BEIJING (Reuters) - Ford Motor Co’s joint venture with China Changan Automobile Group has decided not to renew its contract with some agencies supplying it with workers, as carmakers struggle to cope with slumping sales in China.
The New York Times reported earlier that the Ford-Changan joint venture has “quietly begun” dismissing thousands of its 20,000 workers in the world’s second-largest economy.
Ford did not comment on how many of its workers were being supplied by the agencies.
China’s car sales fell 2.8 percent in 2018, according to China’s Association of Automobile Manufacturers (CAAM), marking the first contraction since the 1990s.

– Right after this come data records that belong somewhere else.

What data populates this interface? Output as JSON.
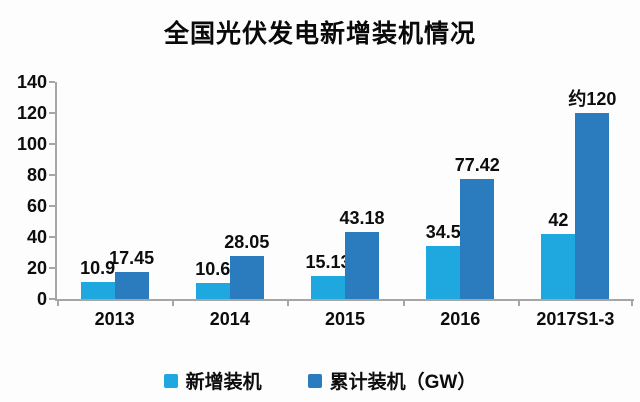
{
  "chart_data": {
    "type": "bar",
    "title": "全国光伏发电新增装机情况",
    "categories": [
      "2013",
      "2014",
      "2015",
      "2016",
      "2017S1-3"
    ],
    "series": [
      {
        "name": "新增装机",
        "color": "#1FA8E0",
        "values": [
          10.9,
          10.6,
          15.13,
          34.5,
          42
        ],
        "labels": [
          "10.9",
          "10.6",
          "15.13",
          "34.5",
          "42"
        ]
      },
      {
        "name": "累计装机（GW）",
        "color": "#2B7CBF",
        "values": [
          17.45,
          28.05,
          43.18,
          77.42,
          120
        ],
        "labels": [
          "17.45",
          "28.05",
          "43.18",
          "77.42",
          "约120"
        ]
      }
    ],
    "xlabel": "",
    "ylabel": "",
    "ylim": [
      0,
      140
    ],
    "yticks": [
      0,
      20,
      40,
      60,
      80,
      100,
      120,
      140
    ],
    "grid": false,
    "legend_position": "bottom",
    "text_color": "#0D0D0D",
    "axis_color": "#A6A6A6",
    "background_color": "#FDFDFD"
  }
}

Slowing economic growth as well as the fallout of trade frictions with the United States have hurt demand.
Ford suffered an even deeper sales slump of 36.9 percent last year in China, due to lack of new and significantly redesigned models, especially SUVs for the market.
Company executive told Reuters last year it was unlikely that Ford’s sales will regain momentum in China until later in 2019 when the first new vehicle models arrive in showrooms in large enough numbers.
Beijing has in recent months pledged various measures to boost private consumption to prop up growth, including subsidies to boost rural sales of some vehicles and purchases of new energy vehicles. January’s car sales fell 15.8 percent from a year earlier, however, and CAAM does not expect annual sales growth in 2019.